La bonne question : comment améliorer, plutôt que stigmatiser

Les deux études convergent : le levier principal n’est pas la réduction du chauffage au bois, mais son amélioration.

Le remplacement des appareils anciens pourrait permettre une réduction des émissions de plus de 40 % d’ici 2030.

Les priorités sont connues :

  • accélérer le renouvellement du parc,
  • généraliser les combustibles de qualité,
  • renforcer les bonnes pratiques d’utilisation,
  • s’appuyer sur des professionnels qualifiés.

Le rôle central des professionnels

Dans cette transformation, les installateurs jouent un rôle clé.

Ils ne se contentent pas de poser des équipements. Ils garantissent :

  • un dimensionnement adapté,
  • une installation conforme et performante,
  • un conseil éclairé sur les usages,
  • et un suivi dans le temps.

En d’autres termes, ils sont les acteurs concrets de l’amélioration de la qualité de l’air.
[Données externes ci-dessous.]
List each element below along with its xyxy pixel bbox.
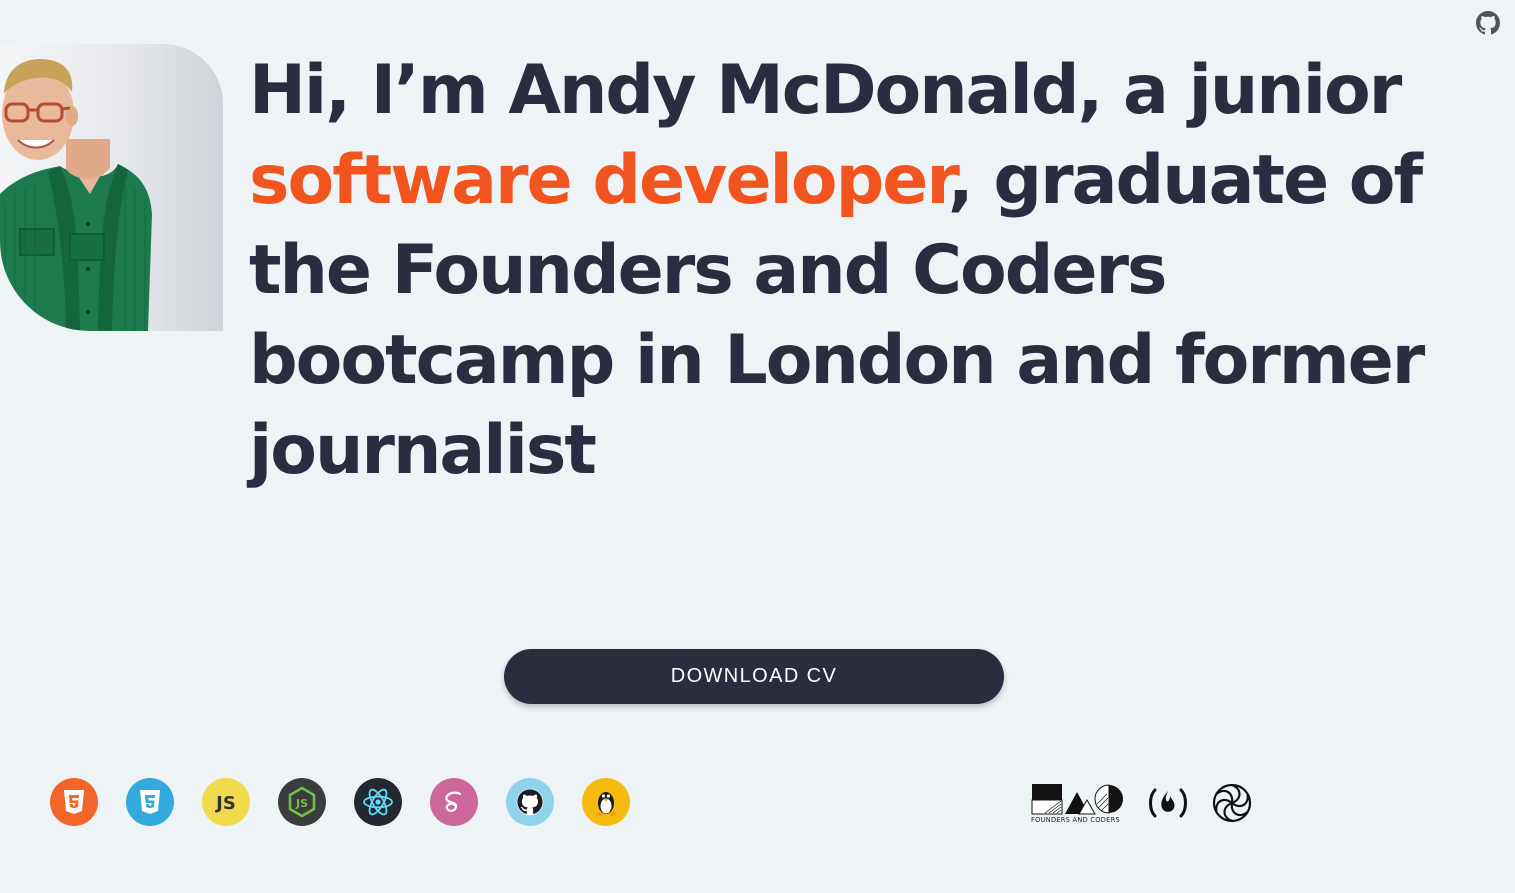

Sans installation de qualité ni accompagnement des utilisateurs, les performances des équipements ne peuvent pas être pleinement atteintes.

Conclusion : remettre de la mesure dans le débat

Le chauffage au bois contribue à la pollution de l’air. C’est un fait. Mais les données montrent aussi que :

  • son impact réel est plus limité qu’on ne le pense,
  • il est en diminution constante,
  • et il dépend fortement des équipements et des usages.

Le sujet n’est donc pas d’opposer, mais d’améliorer. À l’heure des transitions énergétiques et des enjeux de souveraineté, il est essentiel de s’appuyer sur des données objectives.

Le chauffage au bois, lorsqu’il est moderne, bien installé et bien utilisé, fait partie des solutions. Nier les faits et retarder les solutions, c’est entretenir le problème plutôt que le résoudre.